Neuro-mimetic architectures.

A family of AI architectures and computational primitives designed to make intelligence more efficient, adaptive, and deployable under real-world constraints.

Carcosa AI is developing a family of neuro-mimetic AI architectures and computational primitives designed to make intelligence more efficient, adaptive, and deployable under real-world constraints.

Rather than relying only on larger dense models and more compute, our research explores how principles from biological intelligence can inform new ways of processing information: prediction, memory, signal propagation, contextual adaptation, and efficient reasoning.
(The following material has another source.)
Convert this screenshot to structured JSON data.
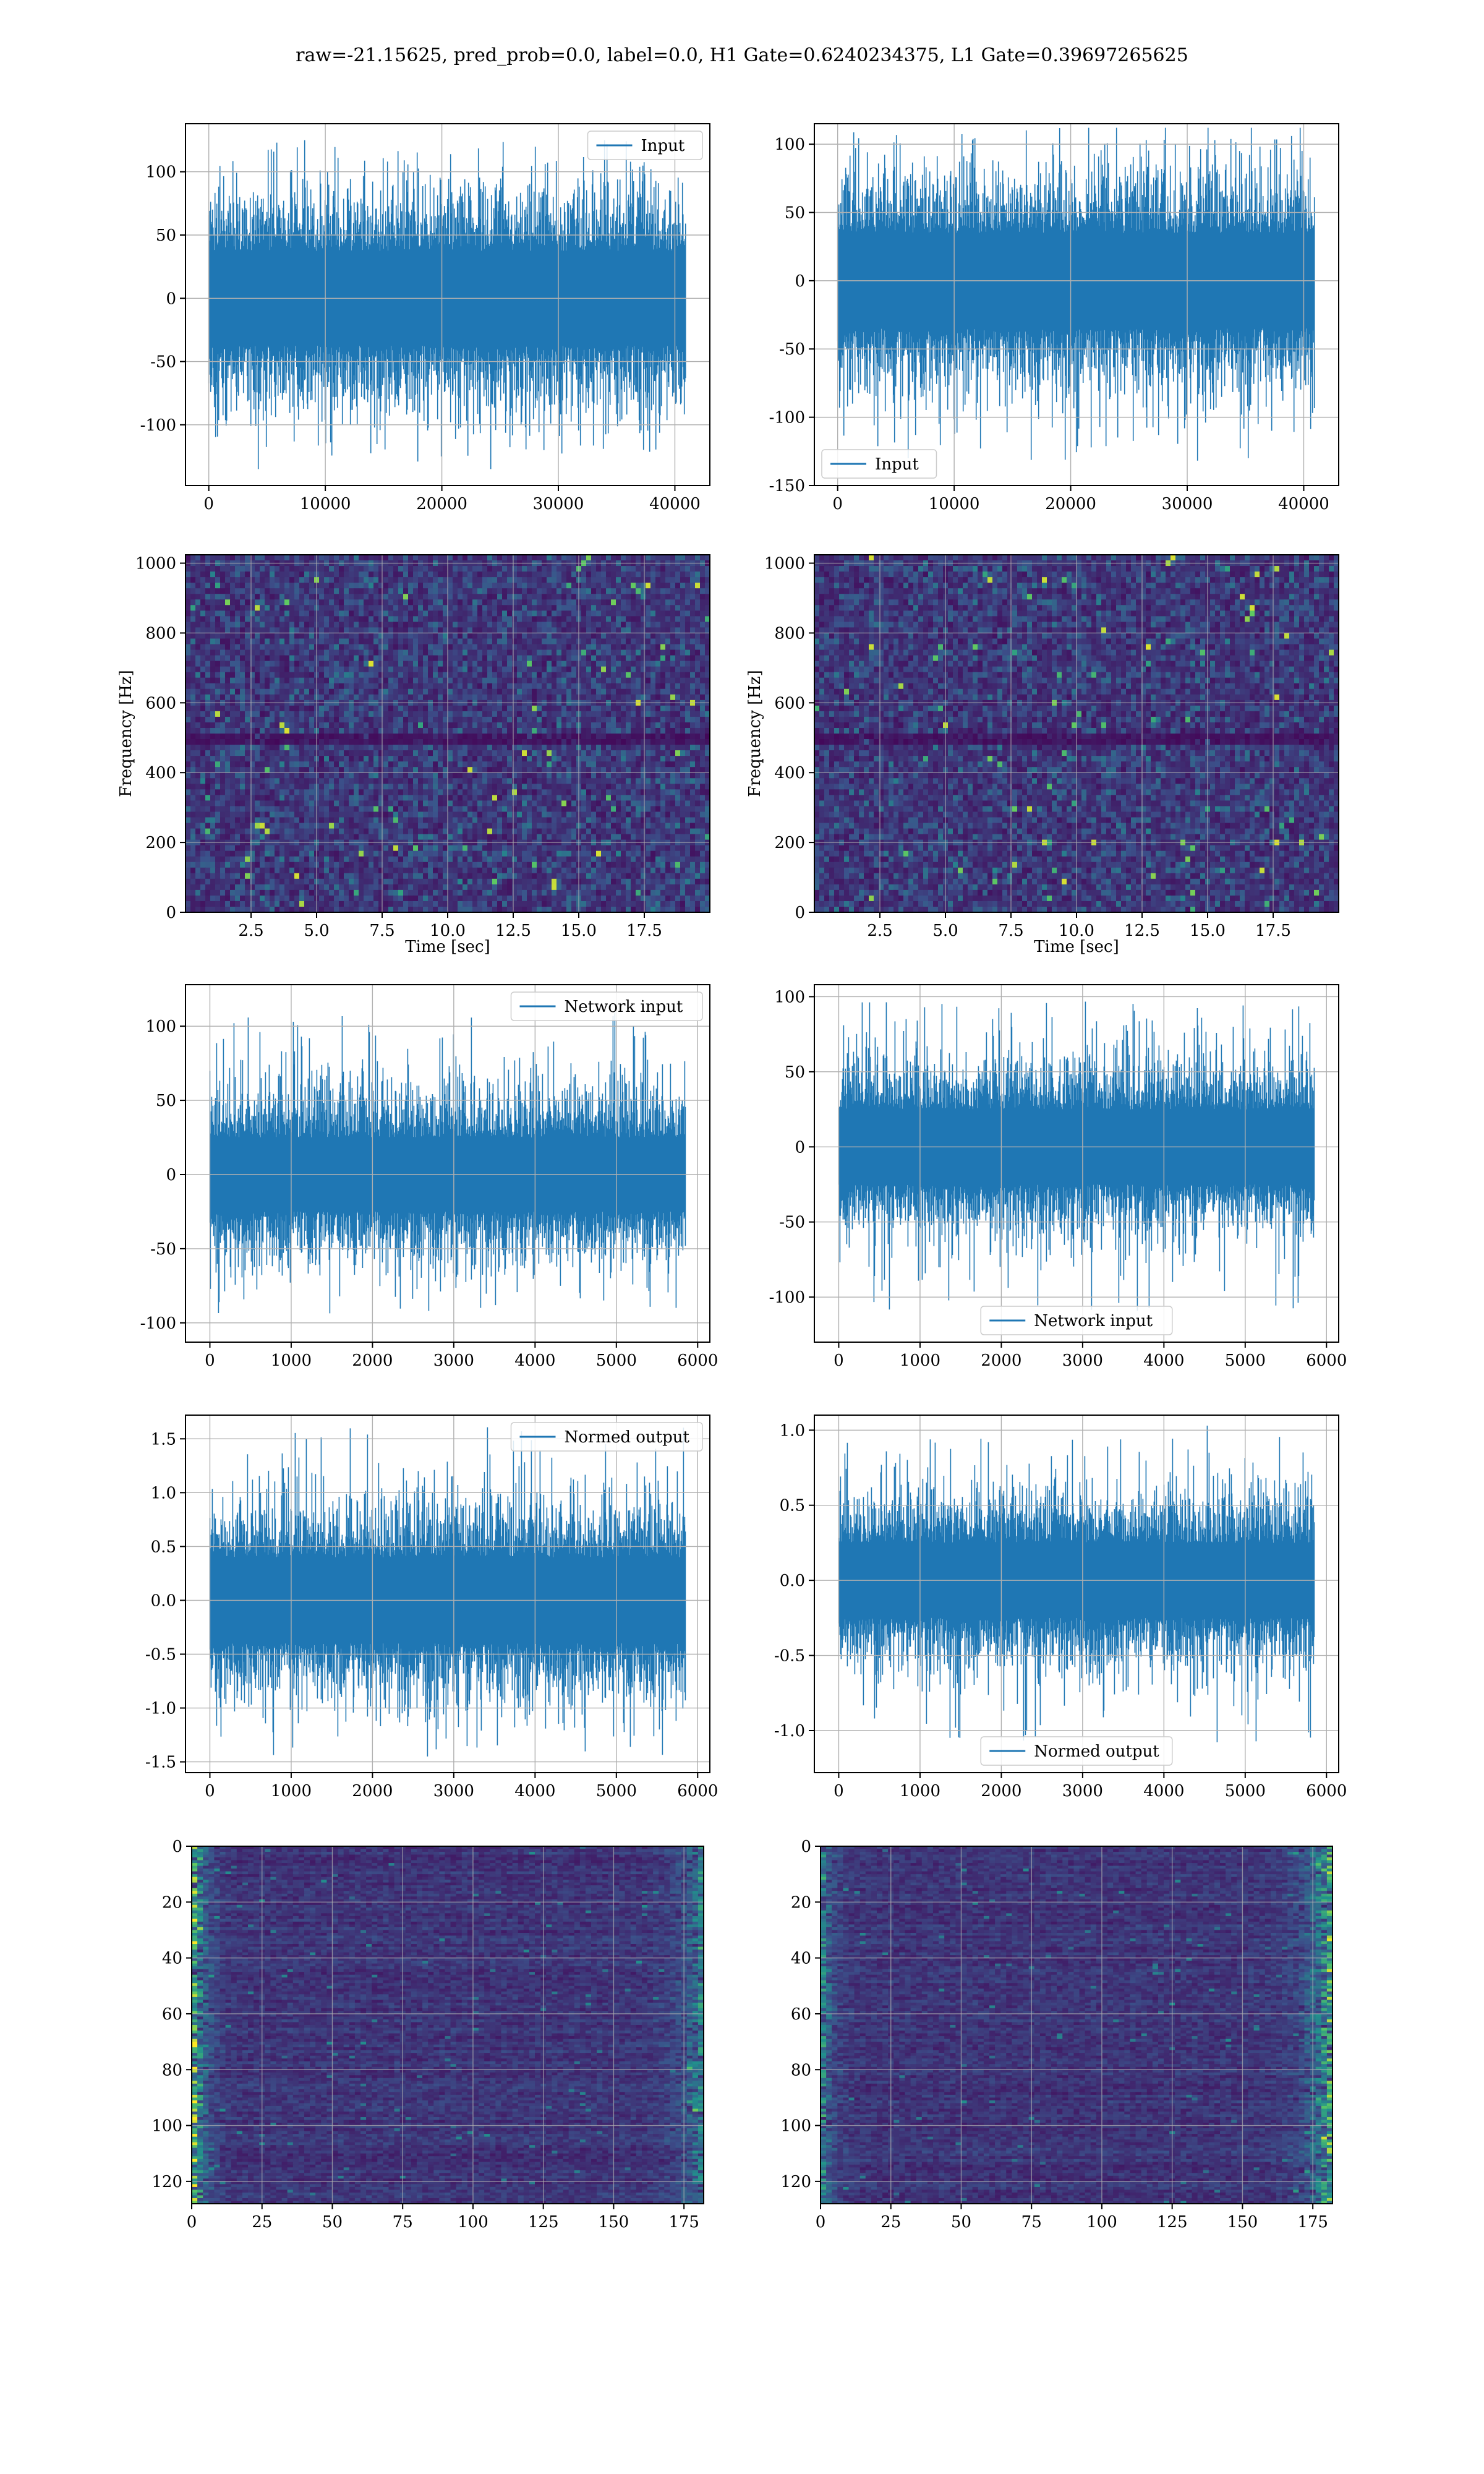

Our work focuses on building AI systems that are:

More efficient

Designed to reduce unnecessary compute and runtime burden.

More adaptive

Able to respond to changing context, tasks, and environments.

More deployable

Built with smaller footprints and constrained infrastructure in mind.

More controllable

Structured for secure, governed, and sovereign deployment.

At the primitive level, Carcosa is exploring mechanisms inspired by how biological systems manage signal flow, prediction error, memory formation, and layered abstraction. These primitives are intended to support future AI systems that can reason, adapt, and operate closer to the edge without requiring massive centralized infrastructure.

We do not believe the future of AI will be defined by scale alone. The next generation of intelligence will require better architectures: systems that are not only powerful, but efficient enough to be owned, deployed, and governed by the organizations that depend on them.

Carcosa's neuro-mimetic work is the foundation for that future: efficient intelligence built for secure, sovereign environments.